The raw material supply pipe 14a is provided through the above, and the supply nozzle 15 is provided at the end thereof. Further, the supply nozzle 15 can perform zigzag movement by the swing of the arm 14 accompanying the reciprocal reversal of the swing shaft 13 and the piston movement of the air cylinder 16 attached to the arm 14. As a result, as an example, as shown in FIG. 3, the raw material M is supplied on the belt conveyor 5 in a zigzag-shaped trajectory almost evenly.

Next, the raw material supply pipe 14a is provided with a fluid supply pipe 17 in parallel with the raw material supply pipe 14a, and a fluid action nozzle 18 is provided at the tip thereof so as to face the supply nozzle 15 from above the supply nozzle 15. It is provided. In this embodiment, a thin tube made of Teflon (registered trademark) is used as the fluid supply pipe 17, and the tip of the thin tube is used as the fluid action nozzle 18 so that the liquid is dropped onto the supply nozzle 15. Further, on the outside of the fluid action nozzle 18, in the case where the fluid L is jetted from the nozzle, the cover 1 is provided to prevent the fluid L from being scattered and to protect the nozzle from radiant heat in the steam heating zone.
9 is attached. The fluid L supplied from the fluid action nozzle 18 can be appropriately selected depending on the type of the deposit, and may be a liquid such as water, hot water, a solvent for the deposit, or a gas such as air.

The fluid action nozzle 18 for causing the fluid L to act on the supply nozzle 15 is not limited to the above-mentioned embodiment.
Various forms can be adopted. That is, in the structure shown in FIG. 4, the fluid supply pipe 17 is made of metal, and the fluid action nozzle 18 is provided at its tip.
Is provided, and the liquid is jetted from this nozzle. In the case where the fluid action nozzle 18 is provided independently of the supply nozzle 15 including the above-described embodiment, the number of the fluid action nozzles 18 may be plural, and the direction thereof depends on the adhesion state of the raw material to the supply nozzle 15. The fluid action nozzle 18 may be in contact with the base of the supply nozzle 15 as shown in FIG.
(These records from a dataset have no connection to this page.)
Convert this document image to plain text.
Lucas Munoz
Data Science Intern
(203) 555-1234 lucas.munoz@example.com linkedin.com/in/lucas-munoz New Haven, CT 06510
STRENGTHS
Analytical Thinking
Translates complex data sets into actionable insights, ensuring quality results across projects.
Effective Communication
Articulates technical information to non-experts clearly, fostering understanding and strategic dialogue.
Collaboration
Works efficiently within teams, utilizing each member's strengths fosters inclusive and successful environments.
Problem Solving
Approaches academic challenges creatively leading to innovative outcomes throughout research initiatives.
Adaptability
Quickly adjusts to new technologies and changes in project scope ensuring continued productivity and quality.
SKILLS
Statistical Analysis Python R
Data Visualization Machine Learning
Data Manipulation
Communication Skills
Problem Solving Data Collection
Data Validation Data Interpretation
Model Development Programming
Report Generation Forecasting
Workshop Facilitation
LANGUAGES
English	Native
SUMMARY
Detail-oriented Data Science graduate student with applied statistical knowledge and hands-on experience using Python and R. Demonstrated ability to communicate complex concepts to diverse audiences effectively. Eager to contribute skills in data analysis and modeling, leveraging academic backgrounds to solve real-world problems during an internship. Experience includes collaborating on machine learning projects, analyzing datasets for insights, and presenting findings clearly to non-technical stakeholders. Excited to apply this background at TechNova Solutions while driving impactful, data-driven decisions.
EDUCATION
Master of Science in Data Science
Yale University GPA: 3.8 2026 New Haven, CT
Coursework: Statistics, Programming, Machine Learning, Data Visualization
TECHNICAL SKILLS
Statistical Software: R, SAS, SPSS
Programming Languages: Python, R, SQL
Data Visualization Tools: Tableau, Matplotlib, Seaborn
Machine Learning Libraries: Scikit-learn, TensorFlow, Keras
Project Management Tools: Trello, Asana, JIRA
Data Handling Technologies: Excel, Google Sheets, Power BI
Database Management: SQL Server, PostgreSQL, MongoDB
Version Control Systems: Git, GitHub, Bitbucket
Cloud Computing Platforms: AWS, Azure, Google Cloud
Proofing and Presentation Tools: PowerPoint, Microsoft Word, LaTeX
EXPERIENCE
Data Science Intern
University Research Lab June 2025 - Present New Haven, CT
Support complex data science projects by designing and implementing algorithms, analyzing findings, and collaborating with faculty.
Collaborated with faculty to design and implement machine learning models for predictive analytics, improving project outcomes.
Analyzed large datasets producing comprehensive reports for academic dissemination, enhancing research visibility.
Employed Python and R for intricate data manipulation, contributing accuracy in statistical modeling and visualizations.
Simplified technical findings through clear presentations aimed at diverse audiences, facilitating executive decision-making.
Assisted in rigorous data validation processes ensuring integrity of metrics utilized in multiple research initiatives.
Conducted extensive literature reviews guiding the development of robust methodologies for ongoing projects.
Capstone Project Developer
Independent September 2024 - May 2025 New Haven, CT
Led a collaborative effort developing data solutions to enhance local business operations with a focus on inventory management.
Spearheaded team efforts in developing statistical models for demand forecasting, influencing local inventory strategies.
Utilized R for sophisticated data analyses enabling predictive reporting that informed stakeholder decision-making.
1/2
Another embodiment shown in FIG. 6 is as follows.
A fluid action nozzle 18 is provided so as to surround the outer periphery of the supply nozzle 15 excluding the tip portion.
The liquid is made to flow down along the outer circumference of the supply nozzle 15 from 8. Of course, the liquid may be ejected also in such a structure. Further, in any of the structures described above, gas may be jetted instead of liquid. The injection form of the fluid L may be a continuous constant directional flow, a swirling flow, or an intermittent or shocking injection.

Next, the supply mechanism of the fluid supplied from the fluid action nozzle 18 will be briefly described by taking the case where the fluid L is water as an example. A storage tank 20 is provided on the outer peripheral portion of the vacuum chamber 2, and the other end of a pipe 21 extending from the bottom thereof is connected to the fluid supply pipe 17. In the middle of the pipe 21, a solenoid valve 2 whose ON / OFF is controlled by a timer 22 is provided.
3, and a needle valve 24 for performing precise flow rate control is provided downstream thereof.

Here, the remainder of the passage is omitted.